Touro impassível, cavalo em fuga
Na tela, de mais de sete metros de comprimento, uma mãe com seu filho morto nos braços se contorce de dor, sob o olhar impassível de um touro. Um miliciano desmembrado com uma espada quebrada jaz no chão, pisoteado por um cavalo em fuga.
"Impactaram-me suas dimensões, e posso imaginar o que foi a guerra espanhola", diz Takahiro Yoshino, um japonês de vinte anos absorvido diante da pintura, "cujos personagens parecem gritar".
O quadro também tem sido estudado por gerações de estudantes.
"Por que estão tristes?", perguntam crianças de três anos sentadas na frente da tela.
"Porque Picasso também estava muito triste", responde a professora, Sonia Seco.
Morando em Paris desde 1904, Picasso já era um dos maiores nomes da pintura mundial, e militava em defesa da Segunda República espanhola.
A tela, feita a partir de preto, branco e cinza, respondia a um pedido das autoridades republicanas espanholas e foi exibida na Exposição Universal de Paris em 1937, onde podiam ser vistos os pavilhões rivais da Alemanha nazista e da União Soviética.
Emblema da esquerda
Apesar do seu reconhecimento universal hoje, a imagem recebeu algumas críticas na época, como do crítico de arte britânico Anthony Blunt: "Picasso pertence ao passado".
O poeta francês Michel Leiris permaneceu parado estupefato por algo "assombrosamente belo". "Picasso nos envia nossa carta de luto: tudo o que amamos vai morrer", escreveu ele.
O quadro, por sua vez, viveu sua vida de "exilado espanhol", relembra Rosario Peiró, e a partir de 1937 iniciou uma longa viagem pela Europa e Estados Unidos, que inicialmente serviu para arrecadar fundos para os refugiados espanhóis da guerra.
Confiada ao Museu de Arte Moderna (MoMA) em Nova York em 1939, ano que Franco ganhou a guerra, a obra permaneceu mais de 40 anos em solo americano.
Picasso, filiado ao Partido Comunista francês em 1944, havia orientado que a pintura só poderia ir ao seu país natal quando fosse devolvido ao povo espanhol as liberdades que tinham sido confiscadas.
Na Espanha, por sua vez, tornou-se um símbolo poderoso. Os "antifranquistas penduravam muitas vezes em suas paredes o cartaz do Guernica", aponta o francés Emmanuel Guigon, diretor do Museu Picasso, em Barcelona.

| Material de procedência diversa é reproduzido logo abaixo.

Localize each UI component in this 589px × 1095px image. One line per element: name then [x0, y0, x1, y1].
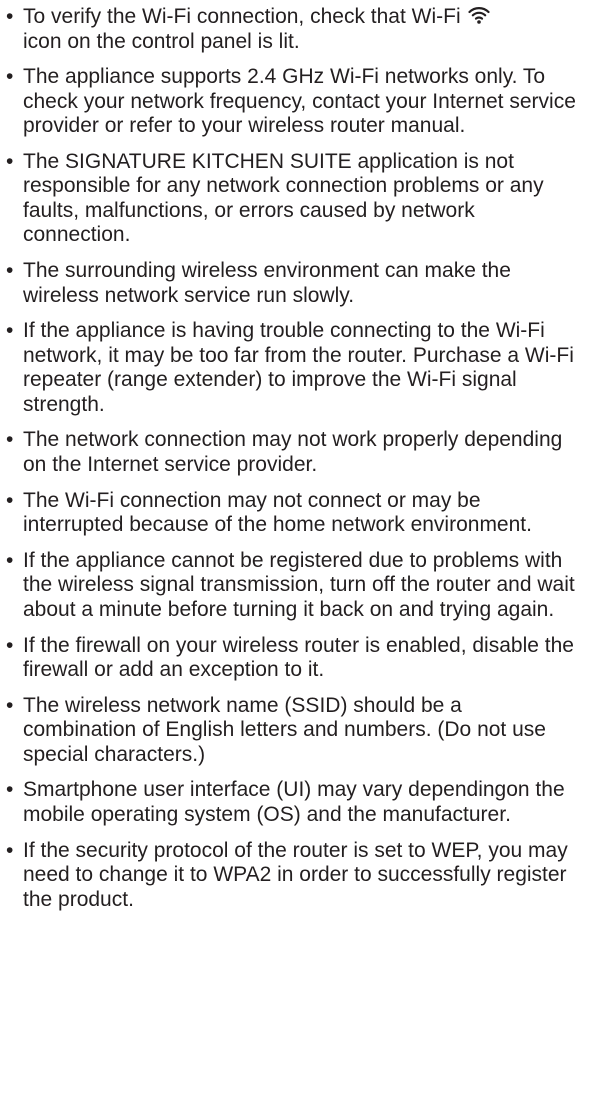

Em 1981, seis anos após a morte do diretor, o quadro viajou a uma Espanha em plena transição democrática.
Sua primeira localização foi, no entanto, um pouco peculiar. Foi exibido em uma dependência anexa do Museu do Prado atrás de um triste "bunker de vidro à prova de explosões e balas (que) afastava o espectador", em um país onde a memória histórica estava "longe de ser pacificada", segundo o escritor e posterior ministro da Cultura Jorge Semprún (1923-2011).
"A importância que tem no inconsciente coletivo é tal que o defino como um trabalho espiritual, sempre com o objetivo de promover a paz", disse hoje à AFP o neto do pintor espanhol, Bernard Ruiz-Picasso.